I guess I kind of did that with my Python WASM library? That was an experiment in how far I could get with prompting and not reviewing, but it's not something I'd hold up as a shining example of how projects should be built: https://github.com/simonw/pwasm
noosphr
9 days ago
Your original post in the thread is about an automated dark factory with thousands of AI agents. It's amazing but we can't see it because they are in stealth mode.
Then the first example of a project done by AI without human intervention is someone who _explicitly_ states that they drove the way the agent behaved.
From the blog:
>The human who drives the agent might matter more than how the agents work and are set up, the judge is still out on this one
>If one person with one agent can produce equal or better results than "hundreds of agents for weeks", then the answer to the question: "Can we scale autonomous coding by throwing more agents at a problem?", probably has a more pessimistic answer than some expected.
I'm really not understanding what this proves other than the fact that AI + human is great and AI + AI is shit. Something that both me and the person who did the browser agreed on: https://news.ycombinator.com/item?id=46783282
simonw
9 days ago
Yeah, the "dark factory" thing is basically unproven right now. I reported on what I'd seen because it was genuinely fascinating, and a potential glimpse into how this stuff might work. I'm not ready to say that it's a good idea or that it's demonstrated to work outside of a demo I saw for an hour a couple of months ago that looked credible to me at the time.
ElFitz
9 days ago
> Yeah, the "dark factory" thing is basically unproven right now.
Isn’t that as close as "it" gets for now?
> but then I started trusting the model more and more. These days I don’t read much code anymore. I watch the stream and sometimes look at key parts, but I gotta be honest - most code I don’t read.
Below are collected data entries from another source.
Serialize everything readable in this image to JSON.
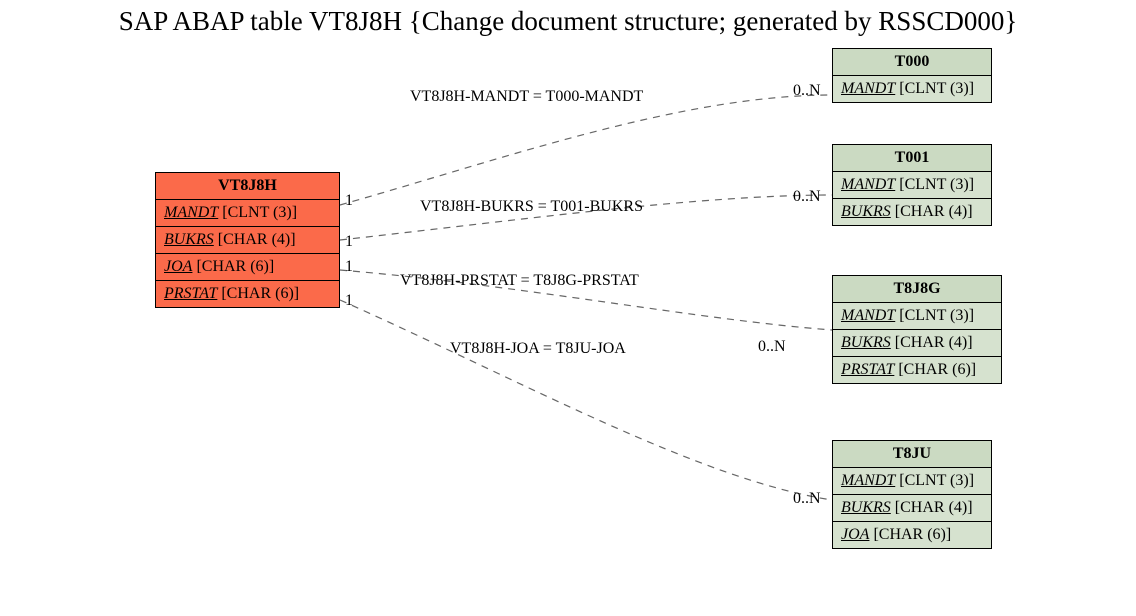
{
  "title": "SAP ABAP table VT8J8H {Change document structure; generated by RSSCD000}",
  "main": {
    "name": "VT8J8H",
    "fields": [
      {
        "fname": "MANDT",
        "ftype": "[CLNT (3)]"
      },
      {
        "fname": "BUKRS",
        "ftype": "[CHAR (4)]"
      },
      {
        "fname": "JOA",
        "ftype": "[CHAR (6)]"
      },
      {
        "fname": "PRSTAT",
        "ftype": "[CHAR (6)]"
      }
    ]
  },
  "targets": [
    {
      "name": "T000",
      "fields": [
        {
          "fname": "MANDT",
          "ftype": "[CLNT (3)]"
        }
      ]
    },
    {
      "name": "T001",
      "fields": [
        {
          "fname": "MANDT",
          "ftype": "[CLNT (3)]"
        },
        {
          "fname": "BUKRS",
          "ftype": "[CHAR (4)]"
        }
      ]
    },
    {
      "name": "T8J8G",
      "fields": [
        {
          "fname": "MANDT",
          "ftype": "[CLNT (3)]"
        },
        {
          "fname": "BUKRS",
          "ftype": "[CHAR (4)]"
        },
        {
          "fname": "PRSTAT",
          "ftype": "[CHAR (6)]"
        }
      ]
    },
    {
      "name": "T8JU",
      "fields": [
        {
          "fname": "MANDT",
          "ftype": "[CLNT (3)]"
        },
        {
          "fname": "BUKRS",
          "ftype": "[CHAR (4)]"
        },
        {
          "fname": "JOA",
          "ftype": "[CHAR (6)]"
        }
      ]
    }
  ],
  "relations": [
    {
      "label": "VT8J8H-MANDT = T000-MANDT",
      "left_card": "1",
      "right_card": "0..N"
    },
    {
      "label": "VT8J8H-BUKRS = T001-BUKRS",
      "left_card": "1",
      "right_card": "0..N"
    },
    {
      "label": "VT8J8H-PRSTAT = T8J8G-PRSTAT",
      "left_card": "1",
      "right_card": ""
    },
    {
      "label": "VT8J8H-JOA = T8JU-JOA",
      "left_card": "1",
      "right_card": "0..N"
    }
  ],
  "extra_right_card": "0..N"
}
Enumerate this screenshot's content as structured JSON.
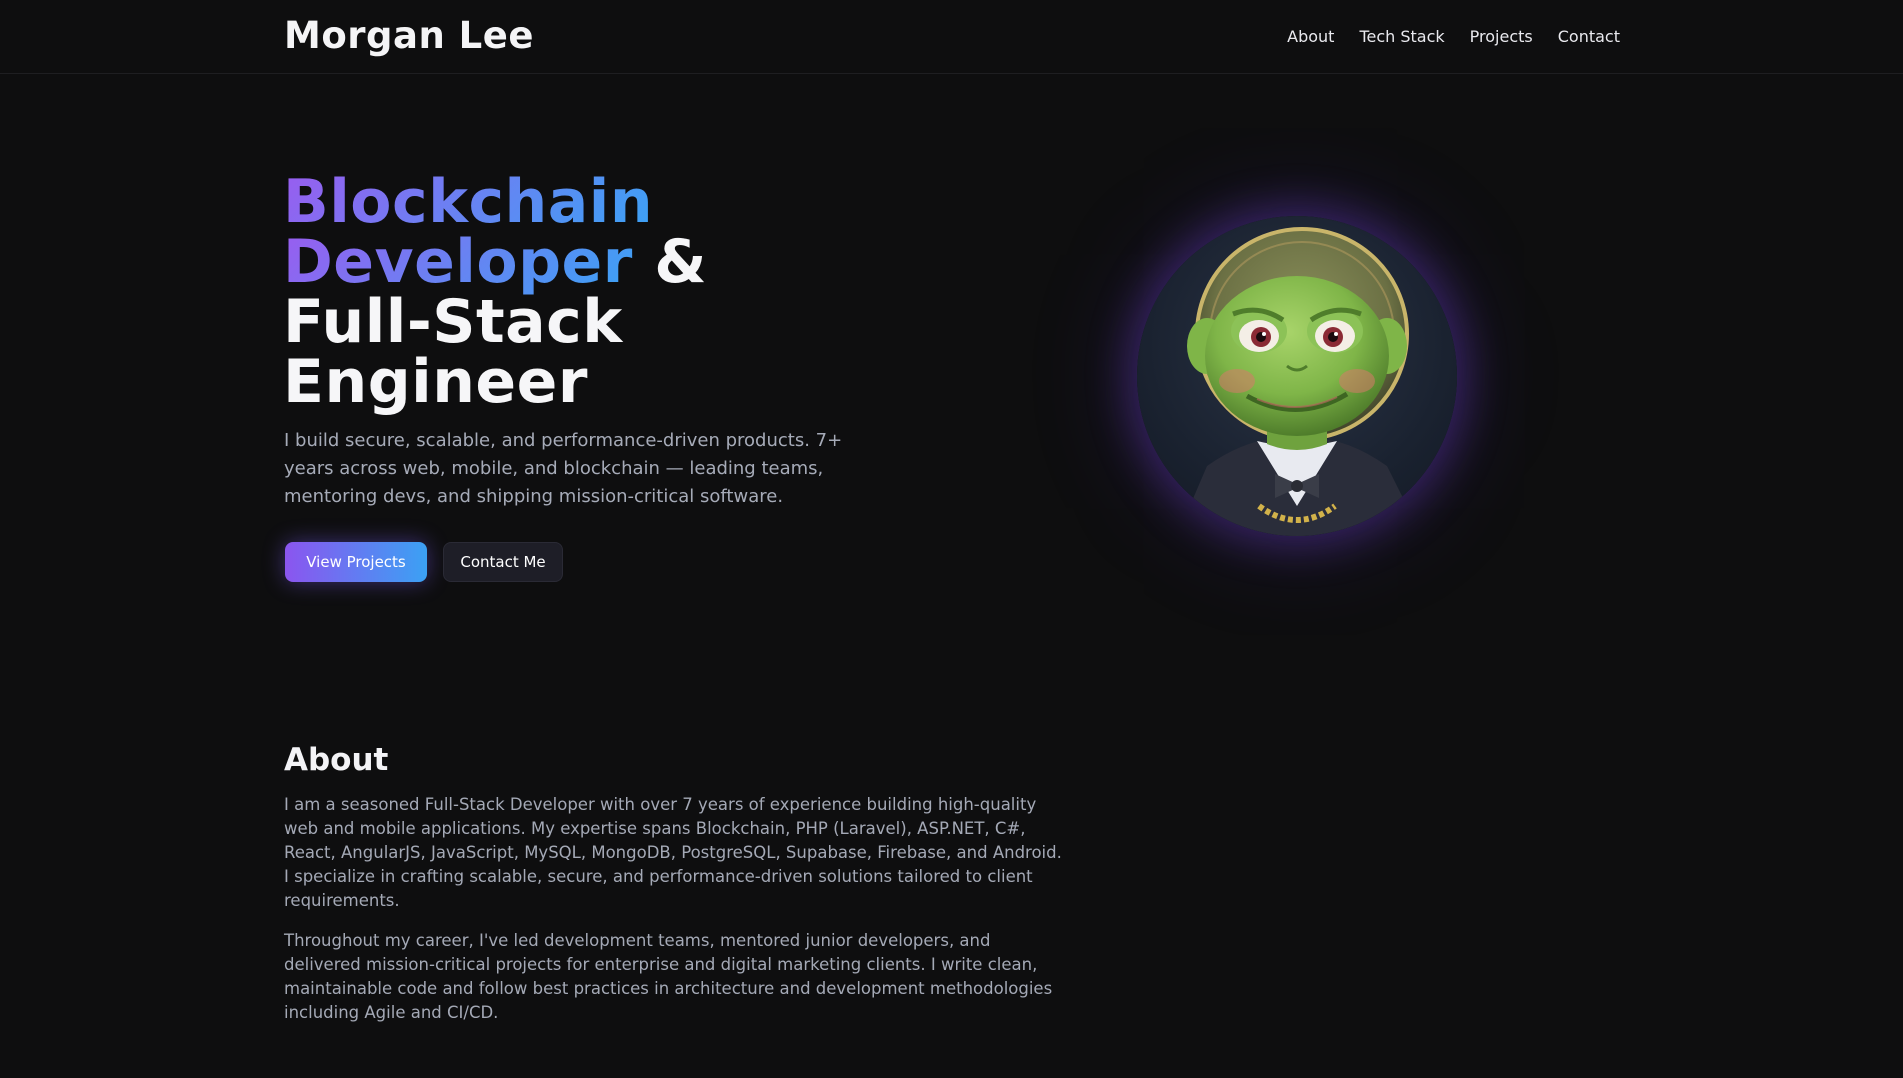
{
  "header": {
    "brand": "Morgan Lee",
    "nav": [
      {
        "label": "About"
      },
      {
        "label": "Tech Stack"
      },
      {
        "label": "Projects"
      },
      {
        "label": "Contact"
      }
    ]
  },
  "hero": {
    "title_gradient_1": "Blockchain",
    "title_gradient_2": "Developer",
    "title_amp": " &",
    "title_line_3": "Full-Stack",
    "title_line_4": "Engineer",
    "description": "I build secure, scalable, and performance-driven products. 7+ years across web, mobile, and blockchain — leading teams, mentoring devs, and shipping mission-critical software.",
    "primary_button": "View Projects",
    "secondary_button": "Contact Me",
    "avatar_icon": "avatar-portrait"
  },
  "about": {
    "title": "About",
    "paragraph_1": "I am a seasoned Full-Stack Developer with over 7 years of experience building high-quality web and mobile applications. My expertise spans Blockchain, PHP (Laravel), ASP.NET, C#, React, AngularJS, JavaScript, MySQL, MongoDB, PostgreSQL, Supabase, Firebase, and Android. I specialize in crafting scalable, secure, and performance-driven solutions tailored to client requirements.",
    "paragraph_2": "Throughout my career, I've led development teams, mentored junior developers, and delivered mission-critical projects for enterprise and digital marketing clients. I write clean, maintainable code and follow best practices in architecture and development methodologies including Agile and CI/CD."
  },
  "colors": {
    "background": "#0e0e0f",
    "accent_purple": "#8b55ef",
    "accent_blue": "#3ba1f4",
    "text_muted": "#a6abb8"
  }
}
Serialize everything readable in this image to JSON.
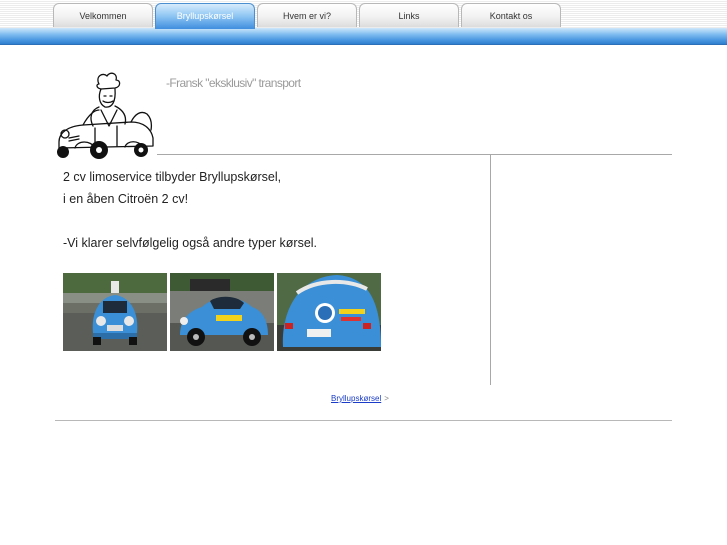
{
  "nav": {
    "tabs": [
      {
        "label": "Velkommen",
        "active": false
      },
      {
        "label": "Bryllupskørsel",
        "active": true
      },
      {
        "label": "Hvem er vi?",
        "active": false
      },
      {
        "label": "Links",
        "active": false
      },
      {
        "label": "Kontakt os",
        "active": false
      }
    ]
  },
  "header": {
    "tagline": "-Fransk \"eksklusiv\" transport",
    "logo_icon": "chef-driving-2cv-icon"
  },
  "main": {
    "line1": "2 cv limoservice tilbyder Bryllupskørsel,",
    "line2": "i en åben Citroën 2 cv!",
    "line3": "-Vi klarer selvfølgelig også andre typer kørsel.",
    "photos": [
      "car-photo-front",
      "car-photo-side",
      "car-photo-rear"
    ]
  },
  "footer": {
    "link_label": "Bryllupskørsel",
    "arrow": ">"
  },
  "colors": {
    "accent_blue": "#3f8ede",
    "link_blue": "#1a3cc8",
    "car_blue": "#3a8fd6"
  }
}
I do know where which components are and how things are structured and how the overall system is designed, and that’s usually all that’s needed.
ben_w
9 days ago
> Isn’t that as close as "it" gets for now?
Always has been.
Even when I was a kid, people were saying all software is either a prototype or obsolete.
The difference is the cycle got compressed from half of what we know becoming obsolete every 18 months, we just don't know which half, to every 18 weeks.
qingcharles
9 days ago
My biggest project (in LOCs) is 100% AI written and I've given up reviewing the code on it. Huge web-based content management system with a native desktop app companion. It's worked flawlessly 24/7 for the last couple of months. I add a new feature every week or so, but I just do the code-as-English dance now and test what comes out. It's almost exclusively all Gemini 3 Pro and Opus 4.5. I've gone fully dark on that project.
I have other projects where I review almost every line, but everything is edging towards the dark side.
I've been coding for 40 years in every language you can think of. Glad that's over, honestly. It always got in the way of turning an idea into a product.
antonvs
8 days ago
> Nobody reviews AI-produced code, ever. They don't even look at it.
How is this supposed to differ from the original Karpathy definition of vibe coding? Is it just "vibe coding plus rigorous verification"?
(Or is it mainly intended to sound more desirable than vibe coding?)
simonw
8 days ago
"vibe coding plus rigorous verification" is a really good way of describing it.